Wuji filed each point away.

They camped that night at a waypoint — a stone shelter maintained by the prefecture's road authority, shared with a handful of merchants heading the opposite direction.

Wuji sat outside after dinner, watching the stars. They were the same stars he saw from the training platform behind his parents' house, but from here, without the Ironwood canopy framing them, they seemed wider. More numerous.

As if the sky had been holding back and was only now showing its full depth.

He thought about his father's words, years ago, standing on a sword above the forest: You'll need to persevere through the Martial, Foundation, and Houtian realms before you'll stand on a sword of your own.

One down. Two to go. And the world between here and there was bigger than he'd imagined.

___

Qinghe City announced itself with noise.

They heard it before they saw it — the hum of thousands of people living, working, arguing, and trading compressed into a space that the Ironwood Forest could have swallowed without noticing. Then the walls appeared, grey stone rising above the grassland, and beyond them rooftops and smoke and movement.

The gates were broad and busy. Merchants queued with wagons. Travelers presented identification tokens. A pair of guards in prefecture livery checked documentation with the bored efficiency of people who'd done this ten thousand times.

Meilin handled their entry — branch identification tokens, mission documentation, the standard paperwork. The guards barely glanced at it. One of them noticed Wuji's sword and raised an eyebrow at the plain steel and violet wrap, but said nothing.
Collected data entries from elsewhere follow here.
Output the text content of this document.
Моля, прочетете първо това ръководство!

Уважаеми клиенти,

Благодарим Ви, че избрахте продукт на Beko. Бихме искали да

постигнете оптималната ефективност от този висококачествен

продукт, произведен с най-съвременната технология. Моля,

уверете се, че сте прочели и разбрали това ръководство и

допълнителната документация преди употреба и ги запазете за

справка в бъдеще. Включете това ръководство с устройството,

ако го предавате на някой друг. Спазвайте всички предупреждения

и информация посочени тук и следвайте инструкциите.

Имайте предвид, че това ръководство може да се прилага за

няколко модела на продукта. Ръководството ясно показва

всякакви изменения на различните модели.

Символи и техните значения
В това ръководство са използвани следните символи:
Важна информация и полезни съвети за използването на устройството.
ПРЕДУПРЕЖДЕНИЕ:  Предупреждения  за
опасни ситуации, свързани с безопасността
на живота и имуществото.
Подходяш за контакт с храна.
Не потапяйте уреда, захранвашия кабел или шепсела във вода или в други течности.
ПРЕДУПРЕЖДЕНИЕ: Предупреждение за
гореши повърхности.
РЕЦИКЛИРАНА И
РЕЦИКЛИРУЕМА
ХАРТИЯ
Inside, the city hit like a wave.

Wuji had grown up in a community of twenty-five hundred. Qinghe held fifty thousand. The streets were packed — food vendors, textile merchants, tool sellers, herbalists, children running between legs, mortal laborers hauling goods.

Above it all, the faint shimmer of the cultivator district's formation barriers was visible in the eastern sky like a heat haze.

Meilin navigated with practiced ease. "Apothecary first — herb procurement takes the longest because they inspect everything. Then the Forge Hall for Desheng's commission. Myriad Treasures Pavilion last, if we have time." She glanced at him. "Unless you have business there?"

Wuji's hand drifted to the inner pocket of his robe, where the Merchant's Favor token rested — warm jade against his chest.

"I might," he said.

Meilin raised an eyebrow but didn't press.

The cultivator district opened before them like a different world inside the city. Cleaner streets. Better construction. Spiritual energy faintly denser in the air. Faction emblems hung above doorways: the Eternal Flame Apothecary's crimson furnace, the Hundredfold Forge Hall's crossed hammers, the Celestial Inscription Pavilion's silver brushstroke.

And there, at the district's central crossroads, the Myriad Treasures Pavilion — a building that made every other structure on the street look like it was apologizing for existing.

Three stories. Jade-inlaid stone. Formation arrays visible in the architecture itself, shimmering faintly in patterns that suggested both security and display. The emblem above the entrance — a jade coin encircled by clouds — was the same one Fen Lirong had worn on her sleeve.

Wuji looked at the building, felt the token warm against his chest, and felt the storage ring cool on his finger.

So this is where the world trades. Wuji looked back down and started walking.